Dans le reportage, le cabinet du premier ministre se justifie en affirmant que Mme Telford « n’a participé à aucune discussion relative à MCAP ». La principale intéressée se serait même volontairement distanciée pour « s’assurer qu’elle n’est pas exposée à un conflit d’intérêts réel ou perçu », y soutient l’attaché de presse Alex Wellstead.

L’explication ne satisfait toutefois en rien les troupes conservatrices. « Nous revendiquons que le Comité des finances tienne des séances pour apprendre comment ce contrat et cette décision a été livrée », martèle M. Poilievre, en demandant également que le commissaire au lobbyisme vérifie si un représentant de MCAP s’est inscrit au Registre des lobbyistes.

Pourquoi pas l’ARC ?

Aux yeux des conservateurs, il est aussi pour le moins curieux qu’Ottawa n’ait pas plutôt confié le programme d’aide au loyer commercial à l’Agence du revenu du Canada (ARC). Celle-ci « avait déjà établi des subventions salariales et aurait pu simplement ajouter cette tâche à ses responsabilités », affirme le conservateur.

Il dénonce du même coup que l’aide d’urgence pour le loyer commercial n’ait finalement soutenu que très peu de commerçants. Il cite notamment les données de l’Association des entreprises indépendantes (AEI), selon laquelle à peine 15 % des commerçants locataires ont bénéficié du programme fédéral. La Fédération canadienne de l’entreprise indépendante (FCEI) abonde aussi dans le même sens.

On a pensé que c’était l’incompétence gouvernementale qui a causé cet échec, mais non.
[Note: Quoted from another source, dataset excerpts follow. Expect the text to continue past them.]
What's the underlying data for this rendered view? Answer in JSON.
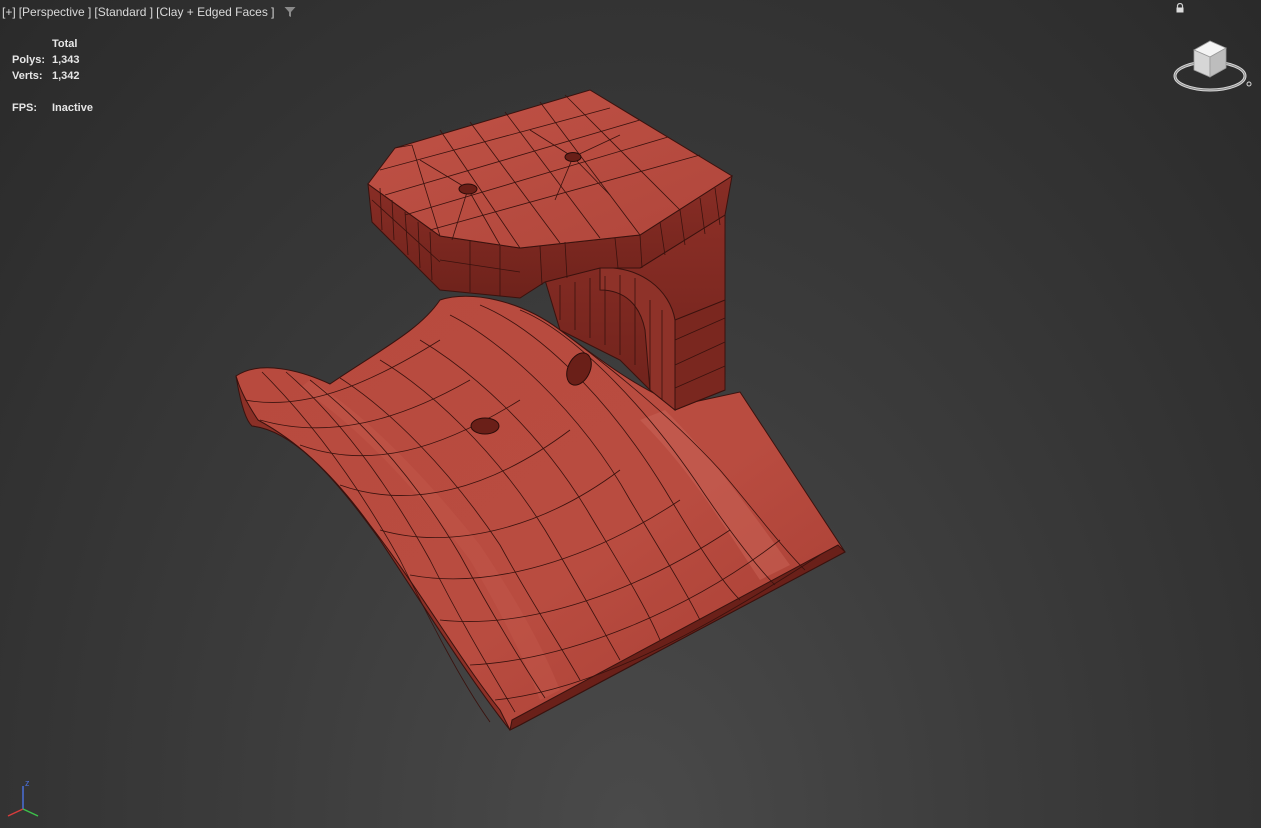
{
  "viewport": {
    "labels": [
      "[+]",
      "[Perspective ]",
      "[Standard ]",
      "[Clay + Edged Faces ]"
    ],
    "filter_icon": "filter-icon"
  },
  "stats": {
    "header": "Total",
    "polys_label": "Polys:",
    "polys_value": "1,343",
    "verts_label": "Verts:",
    "verts_value": "1,342",
    "fps_label": "FPS:",
    "fps_value": "Inactive"
  },
  "gizmo": {
    "z_label": "z"
  },
  "colors": {
    "clay": "#b5443a",
    "clay_dark": "#7e2a22",
    "clay_light": "#c95a4c",
    "edge": "#3a120e"
  }
}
Ce qu’on apprend, c’est qu’il y avait d’autres motivations, que le gouvernement a peut-être pensé à avantager certaines personnes en créant un système aussi complexe.

Pierre Poilievre, député conservateur de Carleton

Les libéraux remettent des documents réclamés

Plus tôt cette fin de semaine, le gouvernement fédéral a remis des milliers de pages de documents liés à la controverse WE Charity (UNIS en français) au Comité permanent des finances de la Chambre des communes.

PHOTO SEAN KILPATRICK, ARCHIVES LA PRESSE CANADIENNE

Justin Trudeau avait présenté des excuses il y a quelques semaines pour ne pas s’être récusé des discussions au Conseil des ministres sur l’entente avec WE Charity.

Des avocats examineront dans les prochains jours ces documents, afin d’y retirer tout renseignement personnel ou toute délibération secrète du Conseil des ministres. Le président du Comité, le député libéral Wayne Easter, a affirmé que les documents seront disponibles au cours des prochains jours.

« Les gens se posent beaucoup de questions, a quant à lui indiqué le porte-parole néo-démocrate en finances, Peter Julian. Il y a eu beaucoup de contradictions dans les témoignages. Les documents pourront plus nous révéler la vérité. »

M. Trudeau et son ministre des Finances, Bill Morneau, avaient présenté des excuses il y a quelques semaines pour ne pas s’être récusés des discussions au Conseil des ministres sur l’entente avec WE Charity, en raison des relations entre des membres de leur famille et l’organisme. Ils ont cependant nié avoir commis tout acte répréhensible.